Strayer menemukan bukti bahwa seorang pengemudi yang melihat ponselnya saat kendaraan berjalan membutuhkan waktu dua puluh lima detik untuk kembali fokus ke kemudinya, bahkan ketika ponsel digunakan saat mobil berhenti karena lampu merah, butuh sepuluh detik untuk move on dari distraksi tersebut. Terbayang bukan, ketidakfokusan selama dua puluh lima detik dalam berkendara dapat berdampak seperti apa?.
Lalu, ada limitasi lainnya, yaitu hangover effect, dimana manusia akan kelelahan ketika harus bertukar konsentrasi pada dua hal di waktu yang bersamaan atau waktu yang berdekatan. Dalam studinya, seorang profesor psikologi dari San Jose State University, California, bernama Mark Van Selst, menjelaskan bahwa membagi perhatian ke dua hal lebih rumit dari apa yang kita pikirkan.

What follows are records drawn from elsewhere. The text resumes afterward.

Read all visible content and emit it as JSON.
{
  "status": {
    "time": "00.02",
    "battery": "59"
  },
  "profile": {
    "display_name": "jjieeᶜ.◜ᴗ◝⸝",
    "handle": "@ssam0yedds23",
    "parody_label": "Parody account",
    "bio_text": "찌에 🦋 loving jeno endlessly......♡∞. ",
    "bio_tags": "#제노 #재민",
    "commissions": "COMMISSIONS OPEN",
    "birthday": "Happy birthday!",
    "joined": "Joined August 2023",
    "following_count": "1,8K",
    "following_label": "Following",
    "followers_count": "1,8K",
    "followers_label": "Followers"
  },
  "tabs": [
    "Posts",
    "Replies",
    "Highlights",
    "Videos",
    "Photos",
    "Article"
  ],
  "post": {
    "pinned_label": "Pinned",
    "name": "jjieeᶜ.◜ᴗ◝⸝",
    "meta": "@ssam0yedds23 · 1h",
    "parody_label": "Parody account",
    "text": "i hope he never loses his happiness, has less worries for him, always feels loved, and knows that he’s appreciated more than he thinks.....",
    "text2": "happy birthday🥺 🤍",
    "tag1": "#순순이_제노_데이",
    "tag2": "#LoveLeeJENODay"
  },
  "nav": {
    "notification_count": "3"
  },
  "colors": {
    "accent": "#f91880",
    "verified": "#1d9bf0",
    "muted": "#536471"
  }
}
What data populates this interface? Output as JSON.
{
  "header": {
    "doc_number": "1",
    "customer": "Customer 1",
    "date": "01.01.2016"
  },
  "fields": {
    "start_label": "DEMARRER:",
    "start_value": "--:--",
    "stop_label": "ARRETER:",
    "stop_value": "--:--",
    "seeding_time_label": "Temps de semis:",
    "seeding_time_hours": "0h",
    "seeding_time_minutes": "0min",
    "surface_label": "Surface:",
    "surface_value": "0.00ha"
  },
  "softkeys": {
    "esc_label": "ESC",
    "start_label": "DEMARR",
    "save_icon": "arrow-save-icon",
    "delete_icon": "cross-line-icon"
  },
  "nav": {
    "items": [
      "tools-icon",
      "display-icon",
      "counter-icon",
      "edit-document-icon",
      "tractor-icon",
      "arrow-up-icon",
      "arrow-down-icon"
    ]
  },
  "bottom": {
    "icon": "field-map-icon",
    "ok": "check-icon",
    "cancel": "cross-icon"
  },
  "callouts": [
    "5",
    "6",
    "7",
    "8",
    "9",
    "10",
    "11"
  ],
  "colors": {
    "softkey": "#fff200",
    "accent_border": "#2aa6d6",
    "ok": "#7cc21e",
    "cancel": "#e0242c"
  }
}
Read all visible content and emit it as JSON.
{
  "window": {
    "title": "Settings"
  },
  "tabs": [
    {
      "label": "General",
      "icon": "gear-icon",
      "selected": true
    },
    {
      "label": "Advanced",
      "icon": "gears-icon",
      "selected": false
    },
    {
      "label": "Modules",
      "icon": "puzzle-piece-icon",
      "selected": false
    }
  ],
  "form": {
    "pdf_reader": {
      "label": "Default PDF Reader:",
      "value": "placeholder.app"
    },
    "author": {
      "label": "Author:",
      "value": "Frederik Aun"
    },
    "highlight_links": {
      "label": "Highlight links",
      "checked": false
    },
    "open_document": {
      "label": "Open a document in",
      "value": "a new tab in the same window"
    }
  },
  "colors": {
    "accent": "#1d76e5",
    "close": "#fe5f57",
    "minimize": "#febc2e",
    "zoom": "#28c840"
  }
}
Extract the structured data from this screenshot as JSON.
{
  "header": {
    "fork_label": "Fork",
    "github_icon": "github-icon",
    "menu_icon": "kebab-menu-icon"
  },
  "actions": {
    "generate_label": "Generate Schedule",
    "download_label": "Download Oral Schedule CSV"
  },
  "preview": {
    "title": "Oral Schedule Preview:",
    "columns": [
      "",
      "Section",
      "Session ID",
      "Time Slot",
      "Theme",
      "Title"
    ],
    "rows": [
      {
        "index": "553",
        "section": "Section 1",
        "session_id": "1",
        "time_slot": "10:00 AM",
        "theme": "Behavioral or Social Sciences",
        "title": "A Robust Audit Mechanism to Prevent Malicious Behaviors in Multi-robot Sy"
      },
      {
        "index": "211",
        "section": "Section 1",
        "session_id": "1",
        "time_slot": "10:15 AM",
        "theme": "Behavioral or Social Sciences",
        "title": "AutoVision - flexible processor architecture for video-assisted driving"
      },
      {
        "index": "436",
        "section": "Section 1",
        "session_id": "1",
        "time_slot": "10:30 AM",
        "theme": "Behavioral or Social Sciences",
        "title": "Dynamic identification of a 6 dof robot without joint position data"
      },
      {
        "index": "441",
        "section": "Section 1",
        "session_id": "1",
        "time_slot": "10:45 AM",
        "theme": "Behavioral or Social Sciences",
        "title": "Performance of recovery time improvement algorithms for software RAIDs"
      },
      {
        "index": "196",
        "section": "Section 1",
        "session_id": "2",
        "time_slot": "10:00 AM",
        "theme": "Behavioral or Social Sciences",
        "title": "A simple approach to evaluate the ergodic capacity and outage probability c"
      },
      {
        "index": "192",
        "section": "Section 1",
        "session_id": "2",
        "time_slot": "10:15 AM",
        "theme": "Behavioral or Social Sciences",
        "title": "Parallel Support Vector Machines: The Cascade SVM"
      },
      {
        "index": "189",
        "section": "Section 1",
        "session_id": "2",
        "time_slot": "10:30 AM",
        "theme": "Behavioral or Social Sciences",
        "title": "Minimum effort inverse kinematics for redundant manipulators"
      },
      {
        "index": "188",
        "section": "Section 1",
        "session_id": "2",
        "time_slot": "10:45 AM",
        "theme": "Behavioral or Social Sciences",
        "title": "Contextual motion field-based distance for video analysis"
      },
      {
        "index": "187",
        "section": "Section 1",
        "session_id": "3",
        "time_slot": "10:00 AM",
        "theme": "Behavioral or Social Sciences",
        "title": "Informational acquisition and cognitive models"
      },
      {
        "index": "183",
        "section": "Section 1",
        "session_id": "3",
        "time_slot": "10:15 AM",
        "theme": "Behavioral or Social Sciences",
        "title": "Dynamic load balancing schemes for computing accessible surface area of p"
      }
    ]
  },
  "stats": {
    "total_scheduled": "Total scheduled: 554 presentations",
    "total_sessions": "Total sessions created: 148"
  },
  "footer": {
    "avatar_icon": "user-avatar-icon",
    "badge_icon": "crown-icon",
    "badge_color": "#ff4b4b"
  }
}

Hal ini karena ketika kita membagi fokus ke dua hal atau dua tugas, kita akan berurusan dengan dua set detail informasi di otak kita. Misalnya, ketika kita mengemudi kita harus mengingat jalan mana yang harus dilalui, kondisi jalannya, dan mobil-mobil di sekitar kita. Ketika kita melihat ponsel, kita akan mengingat dengan siapa kita berbicara, apa yang dibicarakan, dan apa yang harus kita katakan setelahnya.
Dua set informasi tersebut tidak bisa ditampung di otak kita dalam satu waktu karena untuk jenis aktivitas seperti ini kita menggunakan working memory, di mana kita bisa mengakses informasi yang kita butuhkan dalam waktu singkat, namun dengan kapasitas yang kecil. Batasan ini membuat kita tidak dapat menyimpan dua set informasi dalam satu waktu, sehingga harus bergantian. Pertukaran fokus inilah yang menyebabkan kita kelelahan.
Berdasarkan pemahaman di atas, kita dapat memahami bahwa manusia memiliki keterbatasan untuk memerhatikan dua hal dalam satu waktu. Jadi, mitigasinya adalah dengan hanya berfokus pada satu hal dalam satu waktu? Ternyata tidak sesederhana itu. Masih ada beberapa limitasi yang akan 'mengganggu' kita untuk bisa fokus, bahkan ketika kita hanya fokus pada satu hal saja.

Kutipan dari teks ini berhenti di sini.